La fontaine de l'amitié..

 

 

 

                                   La  Fontaine de L'Amitié.

_Vacances d'été 1970.

         Quel irrésistible aimant m'attire aujourd'hui vers ce pôle de ma jeunesse perdue : le lycée Fustel de Coulanges à Strasbourg ?

            Je sonne et reconnais dans celui qui vient m'ouvrir les traits de notre ancien concierge ; c'est à croire que cette noble charge se transmet de génération en génération comme celle des dignitaires d'autrefois....Le carillon de la cathédrale si proche me replonge dans ce passé que je suis venu chercher ; avec quelle impatience attendions-nous ses joyeux tintements, lorsque le besoin d'exercice se traduisait par un certain agacement dans nos jambes, que nous tentions d'endiguer la marée de nos bâillements...

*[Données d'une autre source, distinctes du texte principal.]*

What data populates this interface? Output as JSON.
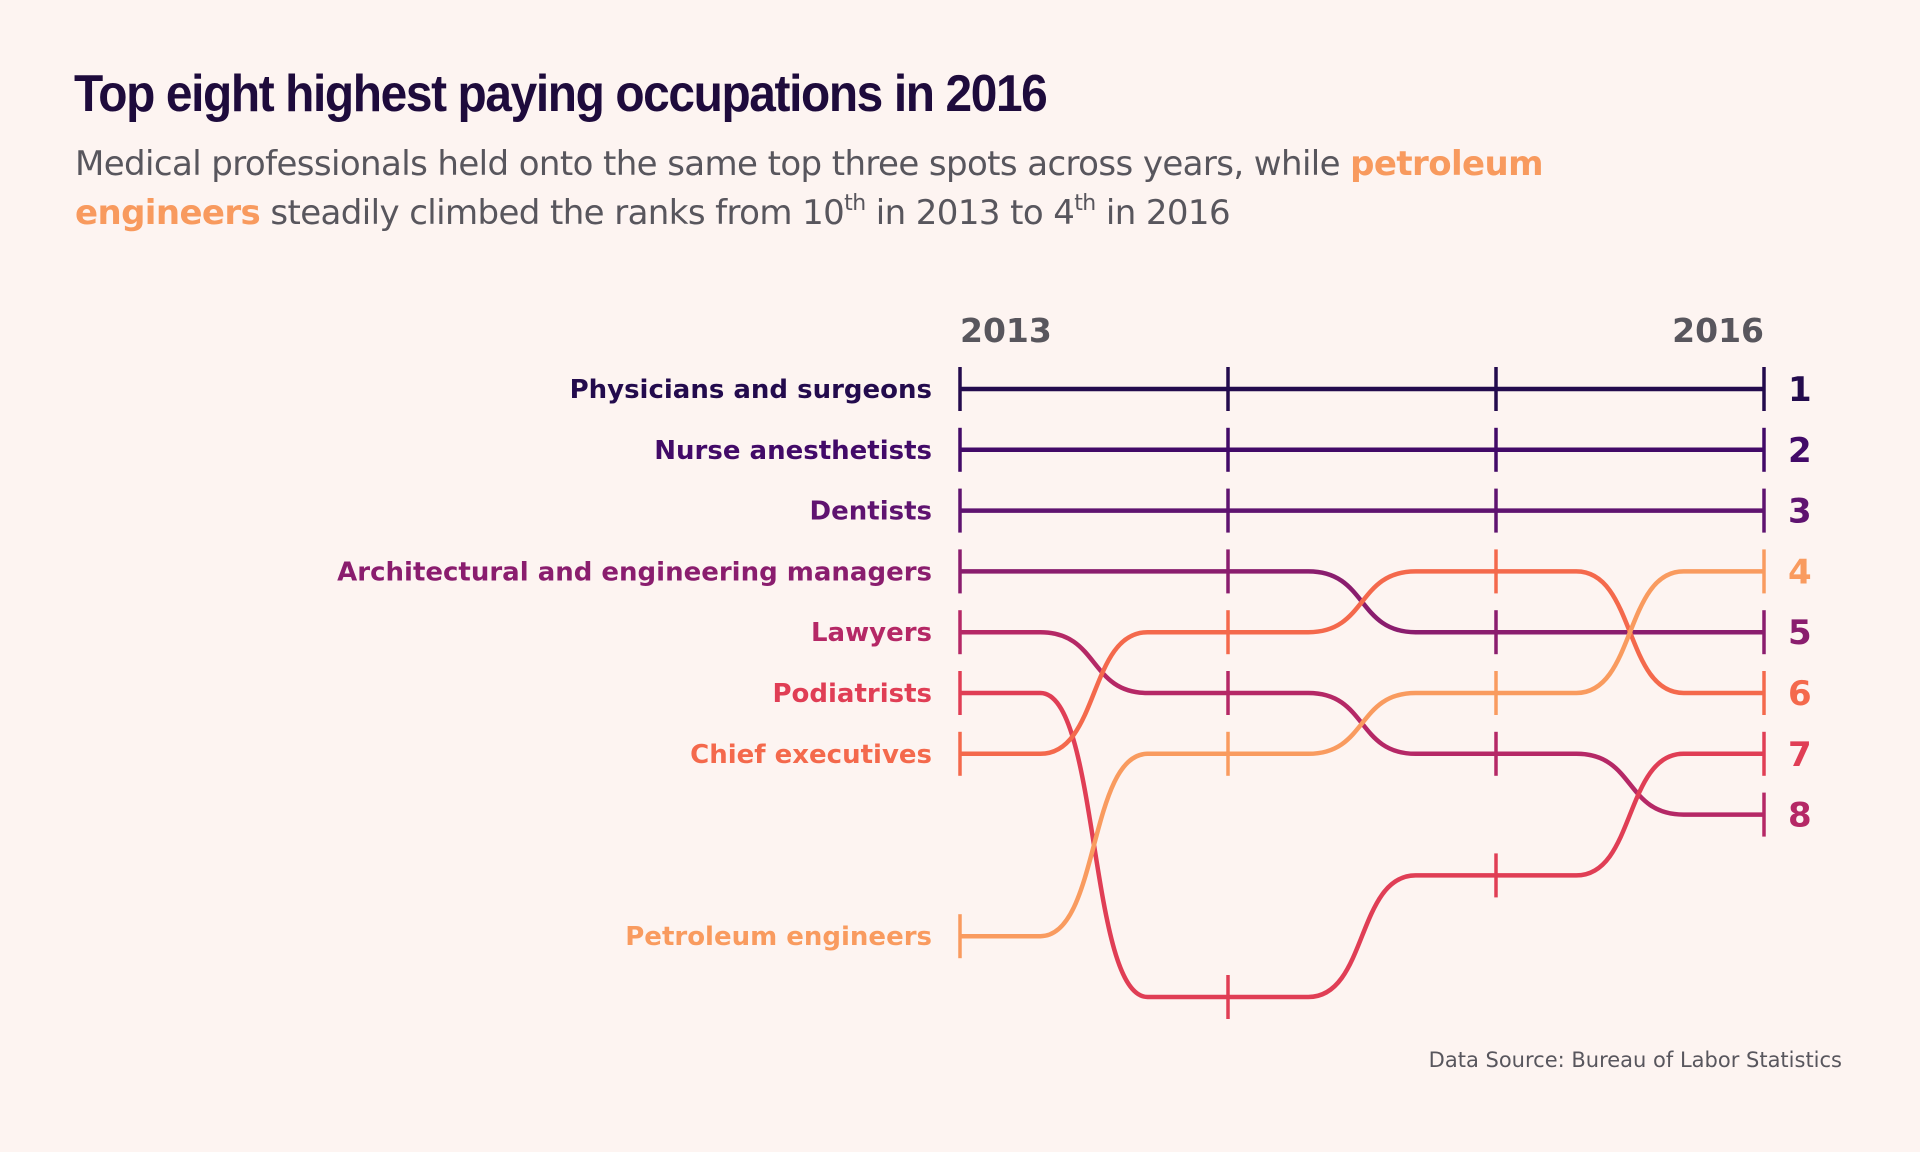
{
  "header": {
    "title": "Top eight highest paying occupations in 2016",
    "subtitle_parts": {
      "p1": "Medical professionals held onto the same top three spots across years, while ",
      "highlight": "petroleum engineers",
      "p2": " steadily climbed the ranks from 10",
      "sup1": "th",
      "p3": " in 2013 to 4",
      "sup2": "th",
      "p4": " in 2016"
    }
  },
  "footer": {
    "source": "Data Source: Bureau of Labor Statistics"
  },
  "chart_data": {
    "type": "bump",
    "title": "Top eight highest paying occupations in 2016",
    "x_labels": [
      "2013",
      "",
      "",
      "2016"
    ],
    "time_points": 4,
    "rank_range": [
      1,
      11
    ],
    "end_rank_labels": [
      "1",
      "2",
      "3",
      "4",
      "5",
      "6",
      "7",
      "8"
    ],
    "series": [
      {
        "name": "Physicians and surgeons",
        "color": "#230b4d",
        "ranks": [
          1,
          1,
          1,
          1
        ]
      },
      {
        "name": "Nurse anesthetists",
        "color": "#420a68",
        "ranks": [
          2,
          2,
          2,
          2
        ]
      },
      {
        "name": "Dentists",
        "color": "#5f1370",
        "ranks": [
          3,
          3,
          3,
          3
        ]
      },
      {
        "name": "Architectural and engineering managers",
        "color": "#8a1d6e",
        "ranks": [
          4,
          4,
          5,
          5
        ]
      },
      {
        "name": "Lawyers",
        "color": "#b52866",
        "ranks": [
          5,
          6,
          7,
          8
        ]
      },
      {
        "name": "Podiatrists",
        "color": "#e03e55",
        "ranks": [
          6,
          11,
          9,
          7
        ]
      },
      {
        "name": "Chief executives",
        "color": "#f4694c",
        "ranks": [
          7,
          5,
          4,
          6
        ]
      },
      {
        "name": "Petroleum engineers",
        "color": "#f99b5f",
        "ranks": [
          10,
          7,
          6,
          4
        ]
      }
    ]
  }
}
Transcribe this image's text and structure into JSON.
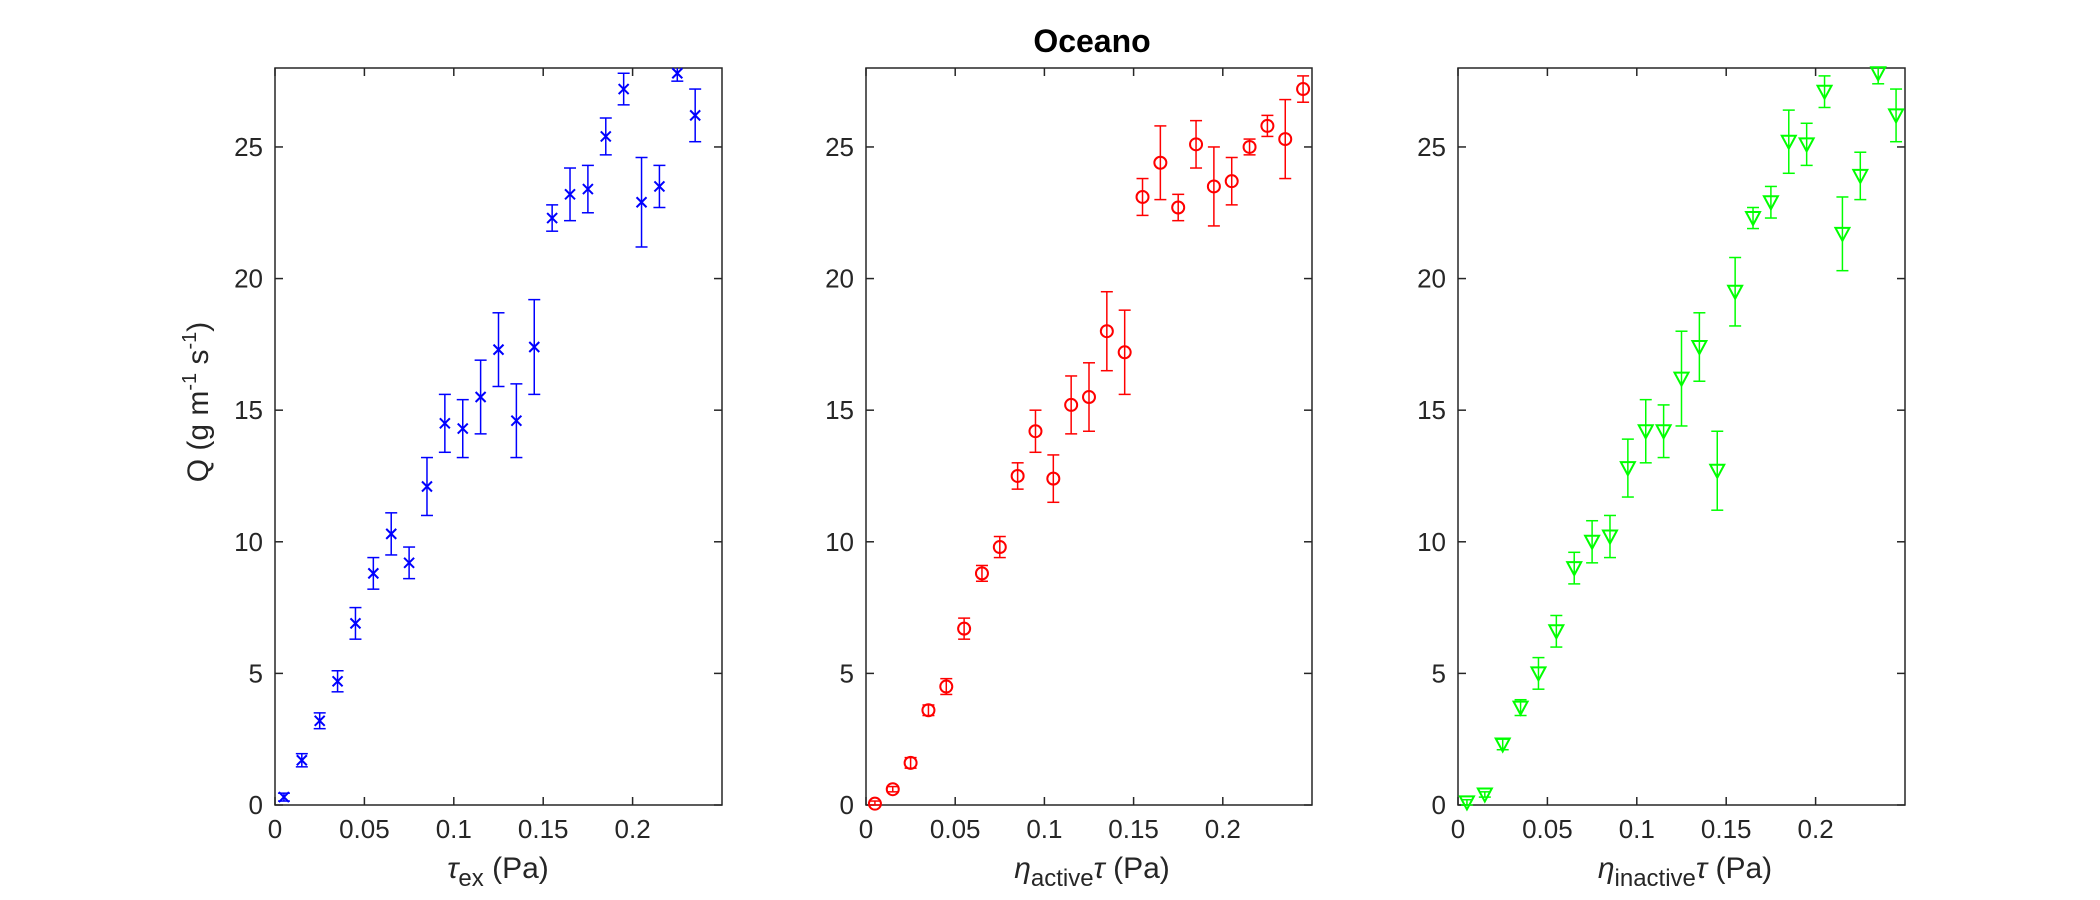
{
  "figure": {
    "title": "Oceano",
    "shared_ylabel": "Q (g m-1 s-1)"
  },
  "chart_data": [
    {
      "type": "scatter",
      "marker": "x",
      "color": "#0000ff",
      "xlim": [
        0,
        0.25
      ],
      "ylim": [
        0,
        28
      ],
      "xticks": [
        "0",
        "0.05",
        "0.1",
        "0.15",
        "0.2"
      ],
      "xtick_values": [
        0,
        0.05,
        0.1,
        0.15,
        0.2
      ],
      "yticks": [
        "0",
        "5",
        "10",
        "15",
        "20",
        "25"
      ],
      "ytick_values": [
        0,
        5,
        10,
        15,
        20,
        25
      ],
      "xlabel": "τex (Pa)",
      "ylabel": "Q (g m-1 s-1)",
      "grid": false,
      "points": [
        {
          "x": 0.005,
          "y": 0.3,
          "err": 0.15
        },
        {
          "x": 0.015,
          "y": 1.7,
          "err": 0.25
        },
        {
          "x": 0.025,
          "y": 3.2,
          "err": 0.3
        },
        {
          "x": 0.035,
          "y": 4.7,
          "err": 0.4
        },
        {
          "x": 0.045,
          "y": 6.9,
          "err": 0.6
        },
        {
          "x": 0.055,
          "y": 8.8,
          "err": 0.6
        },
        {
          "x": 0.065,
          "y": 10.3,
          "err": 0.8
        },
        {
          "x": 0.075,
          "y": 9.2,
          "err": 0.6
        },
        {
          "x": 0.085,
          "y": 12.1,
          "err": 1.1
        },
        {
          "x": 0.095,
          "y": 14.5,
          "err": 1.1
        },
        {
          "x": 0.105,
          "y": 14.3,
          "err": 1.1
        },
        {
          "x": 0.115,
          "y": 15.5,
          "err": 1.4
        },
        {
          "x": 0.125,
          "y": 17.3,
          "err": 1.4
        },
        {
          "x": 0.135,
          "y": 14.6,
          "err": 1.4
        },
        {
          "x": 0.145,
          "y": 17.4,
          "err": 1.8
        },
        {
          "x": 0.155,
          "y": 22.3,
          "err": 0.5
        },
        {
          "x": 0.165,
          "y": 23.2,
          "err": 1.0
        },
        {
          "x": 0.175,
          "y": 23.4,
          "err": 0.9
        },
        {
          "x": 0.185,
          "y": 25.4,
          "err": 0.7
        },
        {
          "x": 0.195,
          "y": 27.2,
          "err": 0.6
        },
        {
          "x": 0.205,
          "y": 22.9,
          "err": 1.7
        },
        {
          "x": 0.215,
          "y": 23.5,
          "err": 0.8
        },
        {
          "x": 0.225,
          "y": 27.8,
          "err": 0.3
        },
        {
          "x": 0.235,
          "y": 26.2,
          "err": 1.0
        }
      ]
    },
    {
      "type": "scatter",
      "marker": "circle",
      "color": "#ff0000",
      "xlim": [
        0,
        0.25
      ],
      "ylim": [
        0,
        28
      ],
      "xticks": [
        "0",
        "0.05",
        "0.1",
        "0.15",
        "0.2"
      ],
      "xtick_values": [
        0,
        0.05,
        0.1,
        0.15,
        0.2
      ],
      "yticks": [
        "0",
        "5",
        "10",
        "15",
        "20",
        "25"
      ],
      "ytick_values": [
        0,
        5,
        10,
        15,
        20,
        25
      ],
      "xlabel": "ηactiveτ (Pa)",
      "grid": false,
      "points": [
        {
          "x": 0.005,
          "y": 0.05,
          "err": 0.1
        },
        {
          "x": 0.015,
          "y": 0.6,
          "err": 0.1
        },
        {
          "x": 0.025,
          "y": 1.6,
          "err": 0.2
        },
        {
          "x": 0.035,
          "y": 3.6,
          "err": 0.2
        },
        {
          "x": 0.045,
          "y": 4.5,
          "err": 0.3
        },
        {
          "x": 0.055,
          "y": 6.7,
          "err": 0.4
        },
        {
          "x": 0.065,
          "y": 8.8,
          "err": 0.3
        },
        {
          "x": 0.075,
          "y": 9.8,
          "err": 0.4
        },
        {
          "x": 0.085,
          "y": 12.5,
          "err": 0.5
        },
        {
          "x": 0.095,
          "y": 14.2,
          "err": 0.8
        },
        {
          "x": 0.105,
          "y": 12.4,
          "err": 0.9
        },
        {
          "x": 0.115,
          "y": 15.2,
          "err": 1.1
        },
        {
          "x": 0.125,
          "y": 15.5,
          "err": 1.3
        },
        {
          "x": 0.135,
          "y": 18.0,
          "err": 1.5
        },
        {
          "x": 0.145,
          "y": 17.2,
          "err": 1.6
        },
        {
          "x": 0.155,
          "y": 23.1,
          "err": 0.7
        },
        {
          "x": 0.165,
          "y": 24.4,
          "err": 1.4
        },
        {
          "x": 0.175,
          "y": 22.7,
          "err": 0.5
        },
        {
          "x": 0.185,
          "y": 25.1,
          "err": 0.9
        },
        {
          "x": 0.195,
          "y": 23.5,
          "err": 1.5
        },
        {
          "x": 0.205,
          "y": 23.7,
          "err": 0.9
        },
        {
          "x": 0.215,
          "y": 25.0,
          "err": 0.3
        },
        {
          "x": 0.225,
          "y": 25.8,
          "err": 0.4
        },
        {
          "x": 0.235,
          "y": 25.3,
          "err": 1.5
        },
        {
          "x": 0.245,
          "y": 27.2,
          "err": 0.5
        }
      ]
    },
    {
      "type": "scatter",
      "marker": "triangle-down",
      "color": "#00ff00",
      "xlim": [
        0,
        0.25
      ],
      "ylim": [
        0,
        28
      ],
      "xticks": [
        "0",
        "0.05",
        "0.1",
        "0.15",
        "0.2"
      ],
      "xtick_values": [
        0,
        0.05,
        0.1,
        0.15,
        0.2
      ],
      "yticks": [
        "0",
        "5",
        "10",
        "15",
        "20",
        "25"
      ],
      "ytick_values": [
        0,
        5,
        10,
        15,
        20,
        25
      ],
      "xlabel": "ηinactiveτ (Pa)",
      "grid": false,
      "points": [
        {
          "x": 0.005,
          "y": 0.1,
          "err": 0.1
        },
        {
          "x": 0.015,
          "y": 0.4,
          "err": 0.1
        },
        {
          "x": 0.025,
          "y": 2.3,
          "err": 0.2
        },
        {
          "x": 0.035,
          "y": 3.7,
          "err": 0.3
        },
        {
          "x": 0.045,
          "y": 5.0,
          "err": 0.6
        },
        {
          "x": 0.055,
          "y": 6.6,
          "err": 0.6
        },
        {
          "x": 0.065,
          "y": 9.0,
          "err": 0.6
        },
        {
          "x": 0.075,
          "y": 10.0,
          "err": 0.8
        },
        {
          "x": 0.085,
          "y": 10.2,
          "err": 0.8
        },
        {
          "x": 0.095,
          "y": 12.8,
          "err": 1.1
        },
        {
          "x": 0.105,
          "y": 14.2,
          "err": 1.2
        },
        {
          "x": 0.115,
          "y": 14.2,
          "err": 1.0
        },
        {
          "x": 0.125,
          "y": 16.2,
          "err": 1.8
        },
        {
          "x": 0.135,
          "y": 17.4,
          "err": 1.3
        },
        {
          "x": 0.145,
          "y": 12.7,
          "err": 1.5
        },
        {
          "x": 0.155,
          "y": 19.5,
          "err": 1.3
        },
        {
          "x": 0.165,
          "y": 22.3,
          "err": 0.4
        },
        {
          "x": 0.175,
          "y": 22.9,
          "err": 0.6
        },
        {
          "x": 0.185,
          "y": 25.2,
          "err": 1.2
        },
        {
          "x": 0.195,
          "y": 25.1,
          "err": 0.8
        },
        {
          "x": 0.205,
          "y": 27.1,
          "err": 0.6
        },
        {
          "x": 0.215,
          "y": 21.7,
          "err": 1.4
        },
        {
          "x": 0.225,
          "y": 23.9,
          "err": 0.9
        },
        {
          "x": 0.235,
          "y": 27.8,
          "err": 0.4
        },
        {
          "x": 0.245,
          "y": 26.2,
          "err": 1.0
        }
      ]
    }
  ]
}
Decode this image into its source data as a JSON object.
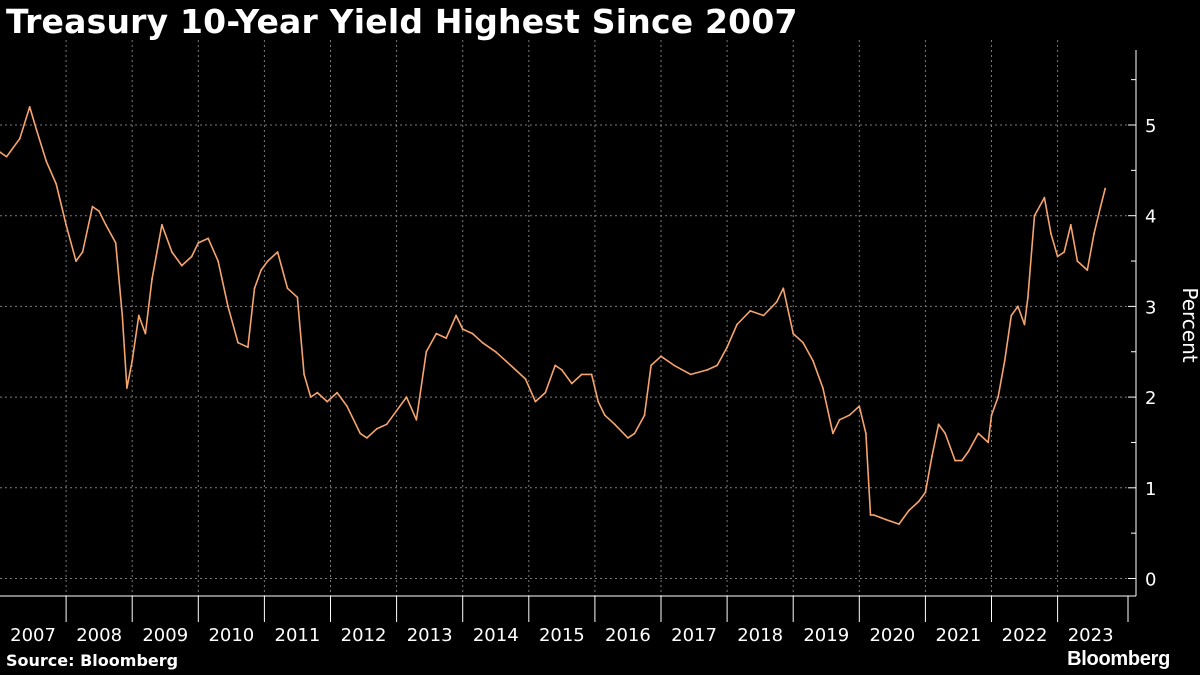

            J'étais un enfant unique, rêveur et solitaire ; certes, je ne manquais nullement de tendresse, comblé par mes parents, tous deux musiciens ; mais ils s'absentaient souvent et ma timidité ou ma réserve me privait d'amis.  Mes camarades de classe ne m'intéressaient pas, je les trouvais grossièrement matérialistes...Etais-je trop fier ? Peut-être !....

 Je suis actuellement un homme mûr, mais les années n'ont pas réussi à effacer tant les  baumes que les blessures de ma jeunesse : j'en ressens les bienfaits ou les  brûlures chaque fois qu'elle ressurgit au détour du chemin de ma mémoire.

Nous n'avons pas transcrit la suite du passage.